Rilke’s interest in Rodin was partly instrumental, a function of the need for the poet to make an independent living, rather than reply on funds from his father, so that he could write poetry. In fact, it was not as a poet, but as a journalist biographer and commentator that turned Rilke’s hand in a commission to write a Rodin profile that took him to Meudon. This proved to be a welcome turn in the poet’s career, because the book he produced about Rodin became a best
seller across Europe. It also became part of an elaborate series of artists profiles, known as Lives of the Artist Series (still available), with Rilke’s Auguste Rodin one book in the series.
In effect, The Only Song We Sing serves as an introduction to Rilke’s book, August Rodin. Certainly this was the case for me, as I sat out to write down this review.
Re-released in 2004 with a superb introduction, “Rilke’s Rodin” written by Willian Gass, Rilke the writer is revealed with all of his elaborate language elocutions at work. He can be read as the man who Kessenich describes becoming worldly, and as such a materialist, or at least conscious of the value of the world of relationships, objects and contradictions. Here is Kessenich’s Rilke:
You changed my life, Master. You made me learn to stop and truly see the world, to take it in, and reflect on the physical. And that is now being reflected in my poetry. It’s much more grounded. My poems more often revolve around things in the world, instead of abstract ideas in my head. (66)
The end of the story is a testament to the generosity of Rodin towards Rilke. More than educating him about the “real world,” which could then inform his poetry, Rodin showed Rilke a level of generosity and care that is wonderful to consider.
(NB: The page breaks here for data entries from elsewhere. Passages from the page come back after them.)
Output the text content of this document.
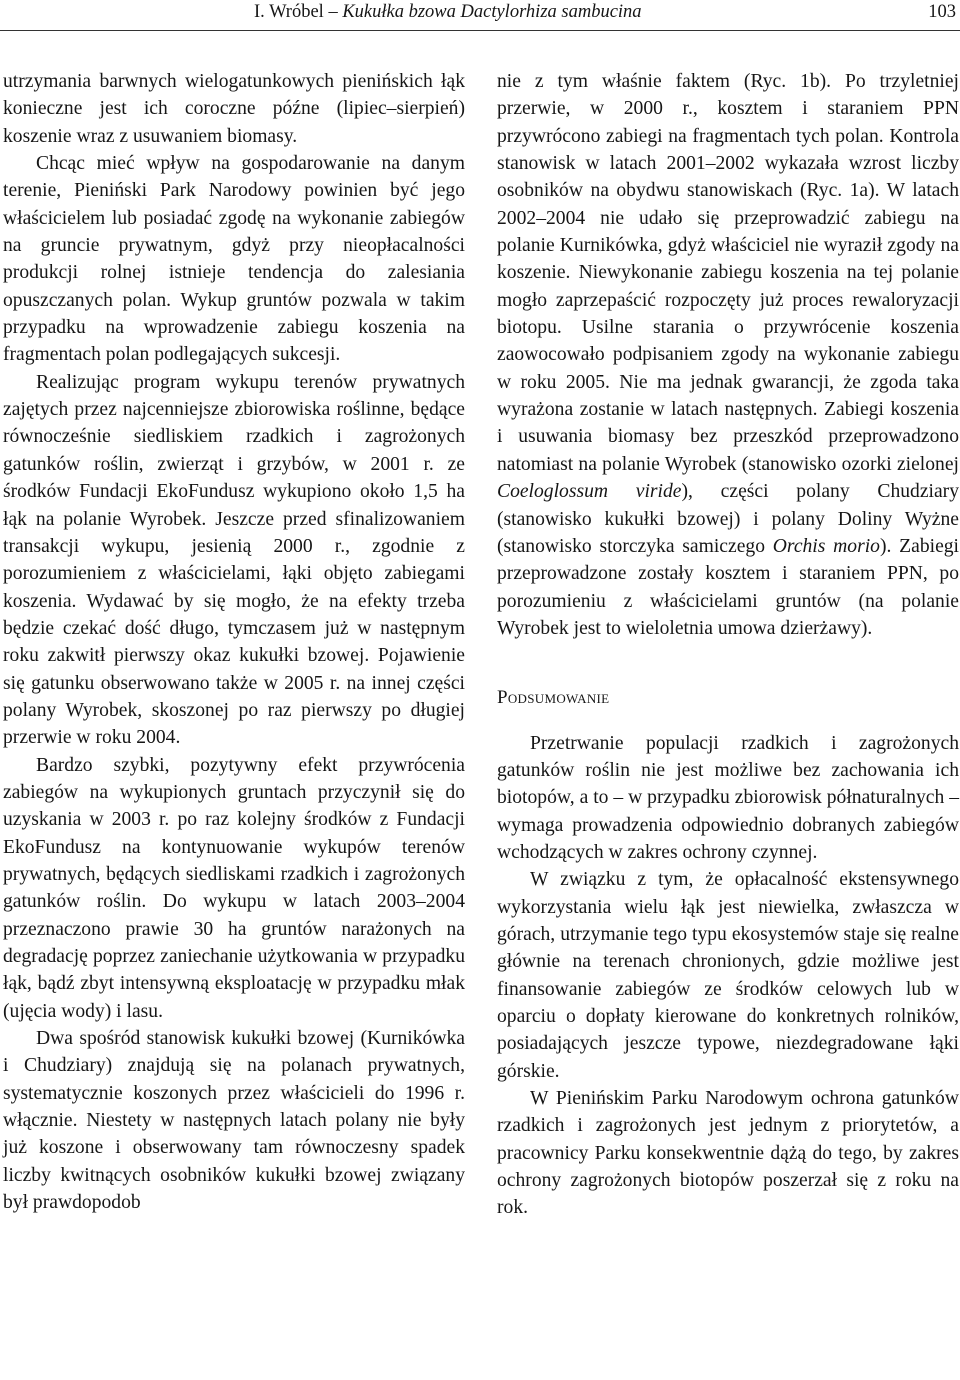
I. Wróbel – Kukułka bzowa Dactylorhiza sambucina	103

utrzymania barwnych wielogatunkowych pienińskich łąk konieczne jest ich coroczne późne (lipiec–sierpień) koszenie wraz z usuwaniem biomasy.

Chcąc mieć wpływ na gospodarowanie na danym terenie, Pieniński Park Narodowy powinien być jego właścicielem lub posiadać zgodę na wykonanie zabiegów na gruncie prywatnym, gdyż przy nieopłacalności produkcji rolnej istnieje tendencja do zalesiania opuszczanych polan. Wykup gruntów pozwala w takim przypadku na wprowadzenie zabiegu koszenia na fragmentach polan podlegających sukcesji.

Realizując program wykupu terenów prywatnych zajętych przez najcenniejsze zbiorowiska roślinne, będące równocześnie siedliskiem rzadkich i zagrożonych gatunków roślin, zwierząt i grzybów, w 2001 r. ze środków Fundacji EkoFundusz wykupiono około 1,5 ha łąk na polanie Wyrobek. Jeszcze przed sfinalizowaniem transakcji wykupu, jesienią 2000 r., zgodnie z porozumieniem z właścicielami, łąki objęto zabiegami koszenia. Wydawać by się mogło, że na efekty trzeba będzie czekać dość długo, tymczasem już w następnym roku zakwitł pierwszy okaz kukułki bzowej. Pojawienie się gatunku obserwowano także w 2005 r. na innej części polany Wyrobek, skoszonej po raz pierwszy po długiej przerwie w roku 2004.

Bardzo szybki, pozytywny efekt przywrócenia zabiegów na wykupionych gruntach przyczynił się do uzyskania w 2003 r. po raz kolejny środków z Fundacji EkoFundusz na kontynuowanie wykupów terenów prywatnych, będących siedliskami rzadkich i zagrożonych gatunków roślin. Do wykupu w latach 2003–2004 przeznaczono prawie 30 ha gruntów narażonych na degradację poprzez zaniechanie użytkowania w przypadku łąk, bądź zbyt intensywną eksploatację w przypadku młak (ujęcia wody) i lasu.

Dwa spośród stanowisk kukułki bzowej (Kurnikówka i Chudziary) znajdują się na polanach prywatnych, systematycznie koszonych przez właścicieli do 1996 r. włącznie. Niestety w następnych latach polany nie były już koszone i obserwowany tam równoczesny spadek liczby kwitnących osobników kukułki bzowej związany był prawdopodob

nie z tym właśnie faktem (Ryc. 1b). Po trzyletniej przerwie, w 2000 r., kosztem i staraniem PPN przywrócono zabiegi na fragmentach tych polan. Kontrola stanowisk w latach 2001–2002 wykazała wzrost liczby osobników na obydwu stanowiskach (Ryc. 1a). W latach 2002–2004 nie udało się przeprowadzić zabiegu na polanie Kurnikówka, gdyż właściciel nie wyraził zgody na koszenie. Niewykonanie zabiegu koszenia na tej polanie mogło zaprzepaścić rozpoczęty już proces rewaloryzacji biotopu. Usilne starania o przywrócenie koszenia zaowocowało podpisaniem zgody na wykonanie zabiegu w roku 2005. Nie ma jednak gwarancji, że zgoda taka wyrażona zostanie w latach następnych. Zabiegi koszenia i usuwania biomasy bez przeszkód przeprowadzono natomiast na polanie Wyrobek (stanowisko ozorki zielonej Coeloglossum viride), części polany Chudziary (stanowisko kukułki bzowej) i polany Doliny Wyżne (stanowisko storczyka samiczego Orchis morio). Zabiegi przeprowadzone zostały kosztem i staraniem PPN, po porozumieniu z właścicielami gruntów (na polanie Wyrobek jest to wieloletnia umowa dzierżawy).

Podsumowanie

Przetrwanie populacji rzadkich i zagrożonych gatunków roślin nie jest możliwe bez zachowania ich biotopów, a to – w przypadku zbiorowisk półnaturalnych – wymaga prowadzenia odpowiednio dobranych zabiegów wchodzących w zakres ochrony czynnej.

W związku z tym, że opłacalność ekstensywnego wykorzystania wielu łąk jest niewielka, zwłaszcza w górach, utrzymanie tego typu ekosystemów staje się realne głównie na terenach chronionych, gdzie możliwe jest finansowanie zabiegów ze środków celowych lub w oparciu o dopłaty kierowane do konkretnych rolników, posiadających jeszcze typowe, niezdegradowane łąki górskie.

W Pienińskim Parku Narodowym ochrona gatunków rzadkich i zagrożonych jest jednym z priorytetów, a pracownicy Parku konsekwentnie dążą do tego, by zakres ochrony zagrożonych biotopów poszerzał się z roku na rok.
After employing him as administrator and a kind of business partner in his home, paying him while encouraging him to continue to write poetry, Rodin then “fired” Rilke so that he could return fulltime to writing poetry. This is how Kessenich presents the story, suggesting that Kessenich too sees and admires the humanity of Rodin, when today, he might otherwise be considered less than remarkable because he employed Rilke to do his business.
For his part, in his book Auguste Rodin, Rilke refers to love. Rodin “learned to embrace this Life with ever more faithful love. It reveals itself to him as if he had been initiated, no longer concealing itself from him, beyond any sign of distrust.” (83)
The collaborations bore incredible fruit for Rodin and Rilke. And now Lawrence Kessenich adds his wonderfully rich contribution.
*********** Marcus Breen is a professor of communications at Boston College.